My story begins in 1995 with the birth of our first son. I was young and did not have any family nearby. As is often the case, most of my friends were also having their first babies and we all did what was then the status quo. We found local obstetricians, took Lamaze classes to learn how to "properly breathe" our way through labor, and awaited the day we would birth our babies in hospitals nearby.
As per my hospital's policy, 3 weeks prior to my due date, I met with the anesthesiologist to have him explain to me all the risks and benefits of receiving a new and highly-recommended pain treatment called an epidural. Understanding that I would not be able to have it until I was a full 5cm dilated, I signed the papers and went on my way to finish getting everything ready for my baby's birth.
In the early morning hours of January 15, my water spontaneously broke. Despite everyone's assurances that I would know when it was "real labor", I was still unsure. Within minutes, I woke my husband and we made our way to the car. I was now unable to stand upright and the contractions were coming hard and fast. Fear set in immediately. I was given 2 shots of Stadol when I arrived because I was only 3cm dilated. This medication lessened the pain, but made me feel like I was floating outside of my body. When I reached 5cm, I was given an epidural. Within a short time, I was fully dilated, but unable to follow the nurses' commands to push. I was out of control and wanted nothing more than to leave the hospital. The doctor cut a severe episiotomy to allow the use of a vacuum extraction and 40-minutes later, he helped pull my son out of my body. After a brief moment together, my son was taken for newborn tests and the staff focused on cleaning and stitching me up. What felt like several hours went by before I was able to see my son and try my hand at nursing him. He was healthy, with the exception of his cone-head from the vacuum. 24 hours later we went home. I spent the next 2 weeks in excruciating pain while the episiotomy healed. I remember feeling isolated and confused about my experience. I knew that I should be happy, I had a healthy baby, I was able to breastfeed, but why didn't I feel satisfied? My friends assured me that this was just the way birth went. After all, we all had received various forms of "help" byway of interventions during birth. I put it out of my mind until I learned I was pregnant again 3 years later.
It was April 1998 and I was recovering from the traumatic loss of my cousin one month earlier. I was experiencing frequent "false" labor symptoms and my doctor began to prepare me for a possible preterm labor. Thankfully, my pregnancy continued, but I could not get over my grief. At 38 weeks, I broke down in my doctor's office when he told me that I was only 1cm dilated. I felt like I needed to meet my baby and he agreed to schedule an induction. He told us that physically, the baby would be fine and probably would do better on the outside, not absorbing all my stress hormones. I was admitted to the same hospital as 3 years before on the following evening and given a 1/2 pill, explained to me as "Pitocin in pill form". The next morning I was given the second 1/2 of the pill and was able to labor walking the halls for some time. After receiving an epidural, I was restricted to the bed, but the nurse-midwife did encourage me to be in a hands and knees position to rock my pelvis and move the baby to alleviate the minor back labor I was experiencing. Minutes later, the baby turned and I rolled back onto my back to push. I was able to maintain a semi-reclined position during the pushing phase and in 5 minutes, my second son was born.

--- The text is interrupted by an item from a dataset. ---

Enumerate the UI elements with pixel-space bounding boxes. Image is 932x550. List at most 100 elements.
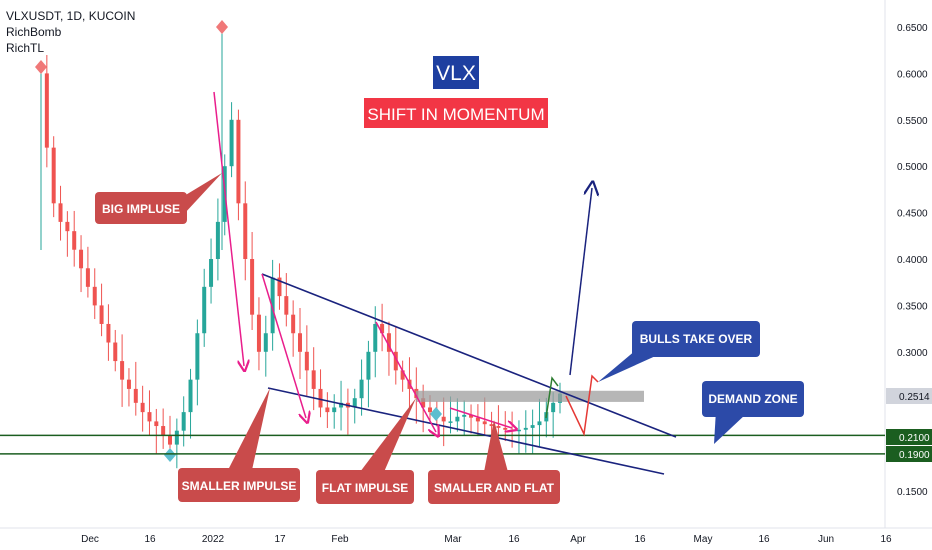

I was exhilarated and felt like I had maintained control this time and 24 hours later, we returned home where I made a much smoother transition with my newborn. I began pondering the wonders of that simple position change as I mentally compared my 2 birth experiences.
Some time went by and I began to hear words like "Bradley-method", "prenatal massage", "midwife", and "doula". I didn't know what all these words meant, but I started to get a nagging feeling that despite all the books and magazines I read to help me better the second time, maybe I missed something. Could there be another way to birth?
When my youngest entered kindergarten, I started massage school. I was determined to focus my training on helping other women. I received my training in prenatal and labor massage and began to explore all the options available for women in my area. Although my husband and I have decided not to have any more children, I am passionate about helping other women and their families experience birth as the empowering and beautiful event that it is. I use my extensive training and experience to support women no matter where or how they choose to birth their babies.
This is your birth. This is your baby. These are your memories.
I am privileged to give you support and information to help you make the best decisions for you and your family.